(Fourteen years ago this week, a healthy young college student came to our university health clinic ill with seasonal influenza complicated by pneumonia. His family gave permission for his story to be told. I share this again to honor the patients, young and old, who have fallen victim to the even more devastating COVID-19 pandemic over the past two years, as well as their families who have not had the same privilege of being at their bedside as they die. And honoring the health care workers who have witnessed so many preventable deaths over and over and will never truly recover from that experience.)
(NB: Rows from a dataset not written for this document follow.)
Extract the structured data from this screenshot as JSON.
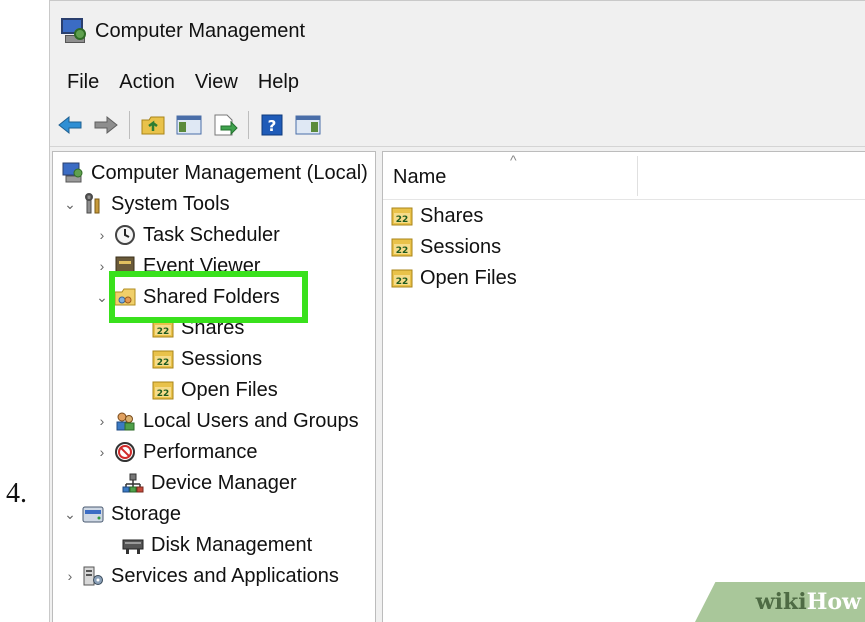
{
  "step_number": "4.",
  "window": {
    "title": "Computer Management"
  },
  "menu": [
    "File",
    "Action",
    "View",
    "Help"
  ],
  "toolbar": {
    "buttons": [
      "back-arrow-icon",
      "forward-arrow-icon",
      "up-folder-icon",
      "show-hide-tree-icon",
      "export-list-icon",
      "help-icon",
      "show-hide-action-pane-icon"
    ]
  },
  "tree": {
    "root": "Computer Management (Local)",
    "system_tools": "System Tools",
    "task_scheduler": "Task Scheduler",
    "event_viewer": "Event Viewer",
    "shared_folders": "Shared Folders",
    "shares": "Shares",
    "sessions": "Sessions",
    "open_files": "Open Files",
    "local_users": "Local Users and Groups",
    "performance": "Performance",
    "device_manager": "Device Manager",
    "storage": "Storage",
    "disk_management": "Disk Management",
    "services": "Services and Applications"
  },
  "list": {
    "column_name": "Name",
    "items": [
      "Shares",
      "Sessions",
      "Open Files"
    ]
  },
  "watermark": {
    "part1": "wiki",
    "part2": "How"
  },
  "colors": {
    "highlight": "#39e11c",
    "watermark_bg": "#a9c79a"
  }
}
Nothing was helping. Everything had been tried for a week of the most intensive critical care possible. A twenty year old man – completely healthy only two weeks previously – was dying and nothing could stop it.
The battle against a sudden MRSA (Methicillin Resistant Staph Aureus) pneumonia precipitated by a routine seasonal influenza infection had been lost. Despite aggressive hemodynamic, antibiotic, antiviral and ventilator management, he was becoming more hypoxic and his renal function was deteriorating. He was no longer responsive to stimuli.
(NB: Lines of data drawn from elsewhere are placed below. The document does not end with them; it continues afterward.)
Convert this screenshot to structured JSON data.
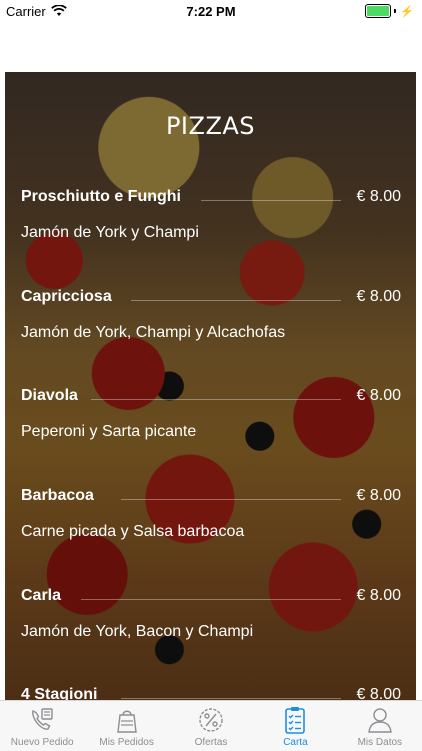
{
  "status_bar": {
    "carrier": "Carrier",
    "time": "7:22 PM",
    "battery_level": 1.0
  },
  "menu": {
    "title": "PIZZAS",
    "items": [
      {
        "name": "Proschiutto e Funghi",
        "price": "€ 8.00",
        "description": "Jamón de York y Champi"
      },
      {
        "name": "Capricciosa",
        "price": "€ 8.00",
        "description": "Jamón de York, Champi y Alcachofas"
      },
      {
        "name": "Diavola",
        "price": "€ 8.00",
        "description": "Peperoni y Sarta picante"
      },
      {
        "name": "Barbacoa",
        "price": "€ 8.00",
        "description": "Carne picada y Salsa barbacoa"
      },
      {
        "name": "Carla",
        "price": "€ 8.00",
        "description": "Jamón de York, Bacon y Champi"
      },
      {
        "name": "4 Stagioni",
        "price": "€ 8.00",
        "description": ""
      }
    ]
  },
  "tab_bar": {
    "active_color": "#1a8fe3",
    "inactive_color": "#8e8e93",
    "tabs": [
      {
        "label": "Nuevo Pedido",
        "icon": "phone-order-icon"
      },
      {
        "label": "Mis Pedidos",
        "icon": "delivery-bag-icon"
      },
      {
        "label": "Ofertas",
        "icon": "percent-badge-icon"
      },
      {
        "label": "Carta",
        "icon": "clipboard-list-icon",
        "active": true
      },
      {
        "label": "Mis Datos",
        "icon": "user-profile-icon"
      }
    ]
  }
}
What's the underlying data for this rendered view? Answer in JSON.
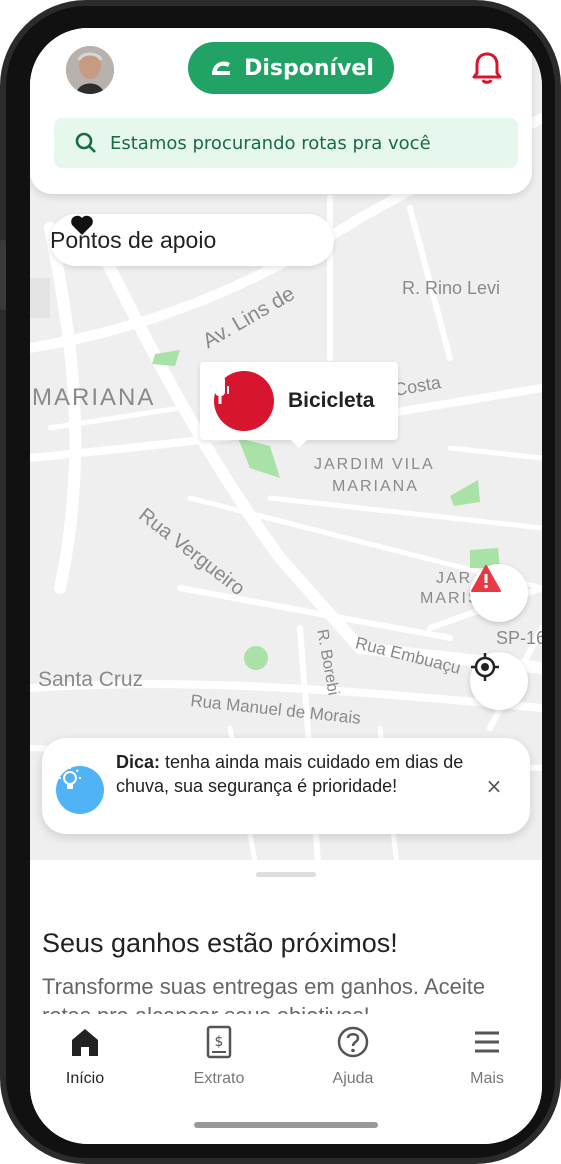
{
  "header": {
    "status_label": "Disponível",
    "notification_icon": "bell-icon",
    "search_text": "Estamos procurando rotas pra você",
    "colors": {
      "status": "#21a366",
      "bell": "#d8152f",
      "search_bg": "#e6f7ee"
    }
  },
  "map": {
    "support_label": "Pontos de apoio",
    "vehicle_label": "Bicicleta",
    "labels": {
      "av_lins": "Av. Lins de",
      "rino_levi": "R. Rino Levi",
      "costa": "Costa",
      "mariana": "MARIANA",
      "jardim1": "JARDIM VILA",
      "jardim2": "MARIANA",
      "vergueiro": "Rua Vergueiro",
      "jar": "JAR",
      "maris": "MARIS",
      "sp16": "SP-16",
      "santa_cruz": "Santa Cruz",
      "borebi": "R. Borebi",
      "embuacu": "Rua Embuaçu",
      "manuel": "Rua Manuel de Morais"
    }
  },
  "tip": {
    "prefix": "Dica:",
    "text": " tenha ainda mais cuidado em dias de chuva, sua segurança é prioridade!",
    "close": "×"
  },
  "sheet": {
    "title": "Seus ganhos estão próximos!",
    "body": "Transforme suas entregas em ganhos. Aceite rotas pra alcançar seus objetivos!"
  },
  "tabs": [
    {
      "label": "Início",
      "icon": "home-icon"
    },
    {
      "label": "Extrato",
      "icon": "statement-icon"
    },
    {
      "label": "Ajuda",
      "icon": "help-icon"
    },
    {
      "label": "Mais",
      "icon": "menu-icon"
    }
  ]
}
The intensivist looked weary and defeated. The nurses were staring at their laps, unable to look up, their eyes tearing. The hospital chaplain reached out to hold this young man’s mother’s shaking hands.
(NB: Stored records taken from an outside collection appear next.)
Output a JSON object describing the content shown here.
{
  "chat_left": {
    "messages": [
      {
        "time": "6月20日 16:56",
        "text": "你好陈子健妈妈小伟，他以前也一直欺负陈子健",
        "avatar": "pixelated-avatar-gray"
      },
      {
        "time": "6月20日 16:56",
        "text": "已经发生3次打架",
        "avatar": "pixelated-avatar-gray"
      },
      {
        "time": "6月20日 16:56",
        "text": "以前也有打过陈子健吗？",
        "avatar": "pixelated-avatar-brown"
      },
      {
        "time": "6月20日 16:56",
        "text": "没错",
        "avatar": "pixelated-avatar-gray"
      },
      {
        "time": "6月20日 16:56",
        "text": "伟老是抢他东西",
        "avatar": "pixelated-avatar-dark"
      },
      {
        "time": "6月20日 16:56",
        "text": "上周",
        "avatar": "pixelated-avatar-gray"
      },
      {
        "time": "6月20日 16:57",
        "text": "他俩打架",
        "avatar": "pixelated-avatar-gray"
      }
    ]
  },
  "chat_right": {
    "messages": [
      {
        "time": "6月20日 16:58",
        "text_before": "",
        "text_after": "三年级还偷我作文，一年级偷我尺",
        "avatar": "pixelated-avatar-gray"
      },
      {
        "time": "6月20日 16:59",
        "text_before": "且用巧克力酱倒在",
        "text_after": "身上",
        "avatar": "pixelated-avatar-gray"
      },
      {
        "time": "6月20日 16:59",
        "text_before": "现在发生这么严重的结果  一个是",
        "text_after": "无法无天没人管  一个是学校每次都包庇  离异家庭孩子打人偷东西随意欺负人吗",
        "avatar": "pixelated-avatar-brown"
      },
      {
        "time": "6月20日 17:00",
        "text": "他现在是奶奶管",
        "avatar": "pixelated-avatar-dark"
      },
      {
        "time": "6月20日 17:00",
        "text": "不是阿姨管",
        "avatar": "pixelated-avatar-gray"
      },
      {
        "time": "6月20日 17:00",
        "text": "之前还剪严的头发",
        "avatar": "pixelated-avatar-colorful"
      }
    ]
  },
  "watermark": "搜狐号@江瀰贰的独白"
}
After a week of heroic effort and treatment, there was now clarity about the next step.
Two hours later, a group gathered in the waiting room outside the ICU doors. The average age was about 21; they assisted each other in tying on the gowns over their clothing, distributed gloves and masks. Together, holding each other up, they waited for the signal to gather in his room after the ventilator had been removed and he was breathing without assistance. They entered and gathered around his bed.
He was ravaged by this sudden illness, his strong body beaten and giving up. His breathing was now ragged and irregular, sedation preventing response but not necessarily preventing awareness. He was surrounded by silence as each individual who had known and loved him struggled with the knowledge that this was the final goodbye.
His father approached the head of the bed and put his hands on his boy’s forehead and cheek. He held this young man’s face tenderly, bowing in silent prayer and then murmuring words of comfort:
It is okay to let go. It is okay to leave us now.
We will see you again. We’ll meet again.
We’ll know where you will be.
His mother stood alongside, rubbing her son’s arms, gazing into his face as he slowly slowly slipped away. His father began humming, indistinguishable notes initially, just low sounds coming from a deep well of anguish and loss.
As the son’s breaths spaced farther apart, his dad’s hummed song became recognizable as the hymn of praise by John Newton, Amazing Grace. The words started to form around the notes. At first his dad was singing alone, giving this gift to his son as he passed, and then his mom joined in as well. His sisters wept. His friends didn’t know all the words but tried to sing through their tears. The chaplain helped when we stumbled, not knowing if we were getting it right, not ever having done anything like this before.
Amazing Grace, how sweet the sound,
That saved a wretch like me.
I once was lost but now am found,
Was blind, but now I see.
Through many dangers, toils and snares
I have already come;
‘Tis Grace that brought me safe thus far
and Grace will lead me home.
Yea, when this flesh and heart shall fail,
And mortal life shall cease,
I shall possess within the veil,
A life of joy and peace.
When we’ve been here ten thousand years
Bright shining as the sun.
We’ve no less days to sing God’s praise
Than when we’ve first begun.
And he left us.
His mom hugged each sobbing person there–the young friends, the nurses, the doctors humbled by powerful pathogens. She thanked each one for being present for his death, for their vigil kept through the week in the hospital as his flesh and heart had failed.
This young man, now lost to this mortal life, had profoundly touched people in a way he could not have ever predicted or expected. His parents’ grief, so gracious and giving to the young people who had never confronted death before, remains unforgettable.
This was their sacred gift to their son so Grace could lead him home.